Na última segunda-feira, um episódio surpreendeu o Brasil e o mundo: a decisão da Agência Nacional de Vigilância Sanitária (Anvisa) de impedir a importação da vacina russa Sputnik V, minutos depois da aprovação por parte do Ministério da Ciência, Tecnologia e Inovação. Segundo os diretores da Anvisa, a substância adotada na Sputnik conteria um agente replicante do vírus, com o risco potencial de contaminar quem a recebe por via intramuscular.
Seria um erro, um erro monumental cometido pelos melhores cientistas russos. Estarrecedor. A Rússia teria, pois, a ousadia de fraudar milhões de pessoas, expondo-as ao contágio, tentando fazer de bobo o mundo inteiro?
Esse disparate estaria ocorrendo depois de meses de testagem, de uso, de aprovações de várias agências internacionais. Claro que, apesar de improvável, é possível que o veredito unânime de cinco conselheiros da Anvisa esteja certo. O órgão assume ter encontrado o que ninguém viu antes pelo mundo afora.
Um país, o nosso, que não conseguiu até agora desenvolver a sombra de uma vacina ou apresentar um protocolo singelo de profilaxia, sabe, entretanto, gerar situações inusitadas por meio da Anvisa, como as restrições à popular e econômica ivermectina (que deu Prêmio Nobel aos seus inventores), substância anteriormente de venda livre. Há sempre um viés, uma cautela “em nome da ciência”, que surge para subverter a lógica mais consolidada.

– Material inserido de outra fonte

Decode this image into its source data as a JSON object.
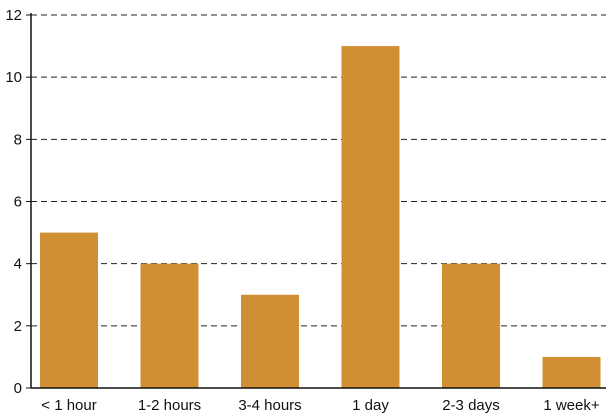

Basta apelar a situações improváveis e extremas para encontrar danos à saúde até em água? Basta esquentá-la, que será capaz de queimar.
Podemos descartar categoricamente que no setor de saúde existam mimos e favores de laboratórios com peso nas decisões da Anvisa?
A “ciência” é um pretexto frequente de covardias e interesses inconfessáveis. Enquanto isso, ninguém vê, no setor de saúde, lobbies poderosos e financiamentos eleitorais institucionalizados há décadas. O Congresso Nacional desconhece, a bancada da saúde é cega, surda, entretanto grita em favor de laboratórios.
A notícia da reprovação da Anvisa está percorrendo o mundo, humilhou o esforço, a seriedade dos cientistas russos que desenvolveram a Sputnik. E qual será o prejuízo da Anvisa? Nada; se tiver irresponsabilidade de alguns desconhecidos, ficará por isso mesmo. O prejuízo provocado pela decisão da Anvisa, apenas no Brasil, remonta de imediato ao cancelamento de compras de 60 milhões de doses já contratadas, ou R$ 3,4 bilhões de uma receita, que passa, assim, a brindar outros laboratórios. Isso gera, infelizmente, o atraso de alguns meses na imunização de 30 milhões de brasileiros, quer dizer, mais alguns milhares de mortos no genocídio em curso.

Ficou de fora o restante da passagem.